Appearing on The Tonight Show Tuesday alongside former SNL voice guy Jimmy Fallon, Fineman explained that Chalamet had given his (stammering, effusive, adorable) blessing to the idea of Fineman playing him this weekend. The actor, sitting incognito (easier during the COVID times) in the audience for last week’s Jason Bateman-hosted episode, approached Fineman to assure her that they should definitely both be him come Saturday. As to the other people Fineman traditionally is, who knows, although a Fallon-esque bit asking her to read out “The Night Before Christmas” in a series of her top tier famous voices showed just how good Fineman is at changing everything about her affect on the fly. Sure, Fineman does a stellar Drew Barrymore, but the expressively singular Drew’s got more handles on her than a subway car. How about Fineman doing both Meryl Streep and out-dueling Meryl Streep by playing Margaret Thatcher in the same bit? Those aren’t featured player guts—those are cast member guts.
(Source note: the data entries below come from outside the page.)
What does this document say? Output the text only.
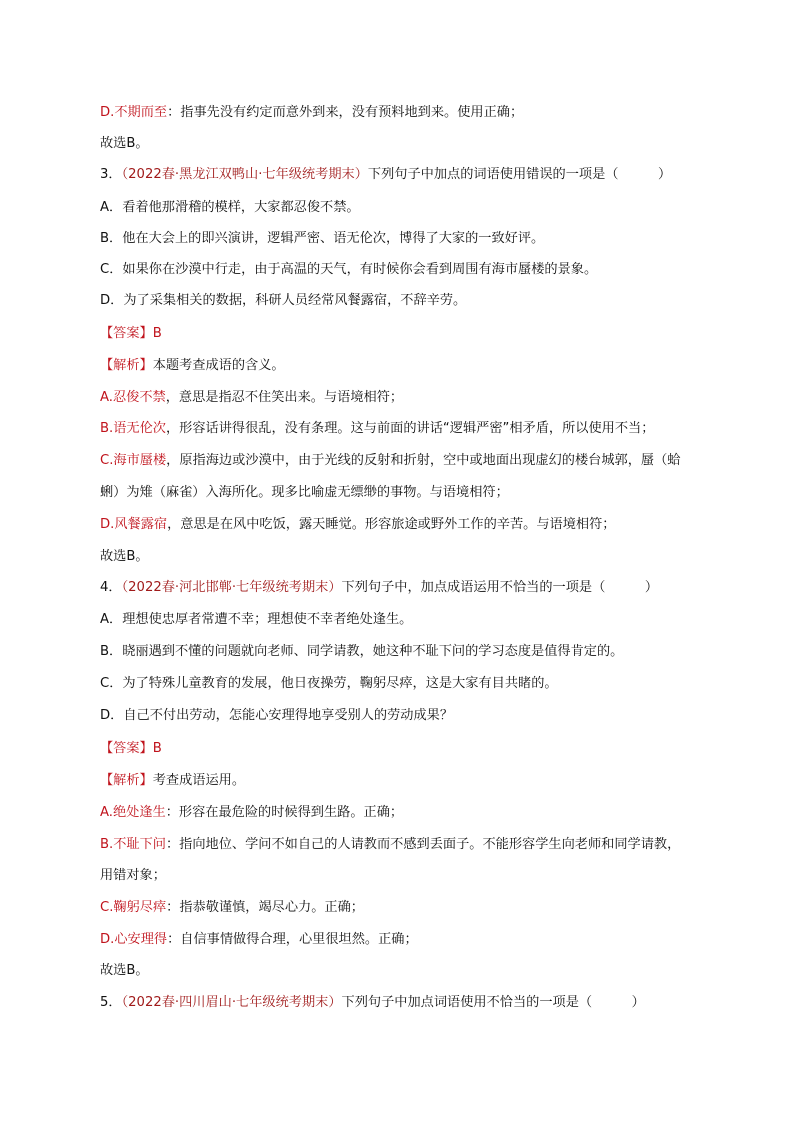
D.不期而至：指事先没有约定而意外到来，没有预料地到来。使用正确；
故选B。
3．（2022春·黑龙江双鸭山·七年级统考期末）下列句子中加点的词语使用错误的一项是（　　　）
A．看着他那滑稽的模样，大家都忍俊不禁。
B．他在大会上的即兴演讲，逻辑严密、语无伦次，博得了大家的一致好评。
C．如果你在沙漠中行走，由于高温的天气，有时候你会看到周围有海市蜃楼的景象。
D．为了采集相关的数据，科研人员经常风餐露宿，不辞辛劳。
【答案】B
【解析】本题考查成语的含义。
A.忍俊不禁，意思是指忍不住笑出来。与语境相符；
B.语无伦次，形容话讲得很乱，没有条理。这与前面的讲话“逻辑严密”相矛盾，所以使用不当；
C.海市蜃楼，原指海边或沙漠中，由于光线的反射和折射，空中或地面出现虚幻的楼台城郭，蜃（蛤
蜊）为雉（麻雀）入海所化。现多比喻虚无缥缈的事物。与语境相符；
D.风餐露宿，意思是在风中吃饭，露天睡觉。形容旅途或野外工作的辛苦。与语境相符；
故选B。
4．（2022春·河北邯郸·七年级统考期末）下列句子中，加点成语运用不恰当的一项是（　　　）
A．理想使忠厚者常遭不幸；理想使不幸者绝处逢生。
B．晓丽遇到不懂的问题就向老师、同学请教，她这种不耻下问的学习态度是值得肯定的。
C．为了特殊儿童教育的发展，他日夜操劳，鞠躬尽瘁，这是大家有目共睹的。
D．自己不付出劳动，怎能心安理得地享受别人的劳动成果？
【答案】B
【解析】考查成语运用。
A.绝处逢生：形容在最危险的时候得到生路。正确；
B.不耻下问：指向地位、学问不如自己的人请教而不感到丢面子。不能形容学生向老师和同学请教，
用错对象；
C.鞠躬尽瘁：指恭敬谨慎，竭尽心力。正确；
D.心安理得：自信事情做得合理，心里很坦然。正确；
故选B。
5．（2022春·四川眉山·七年级统考期末）下列句子中加点词语使用不恰当的一项是（　　　）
But it was when Fallon’s staff really dug into Fineman’s sordid impressionist past that the interview hit pay dirt, as a high school-age Fineman’s appearance on Late Show With David Letterman showed that, yes, she’s always been like this. Alongside an equally committed school chum (who sadly did not ride the silly voice train to SNL stardom) the grainy young Fineman showed admirable—not to say loopy—dedication in replicating the “sounds like a dying cat” screech of the noble peafowl. Dave was impressed, although Fineman did lay claim to a little embarrassment at Fallon having unearthed the pre-YouTube treasure. Not at her already SNL-worthy peafowl face, but at her at-the-time super-cool white jeans. Peafowl and white pants—everybody starts somewhere.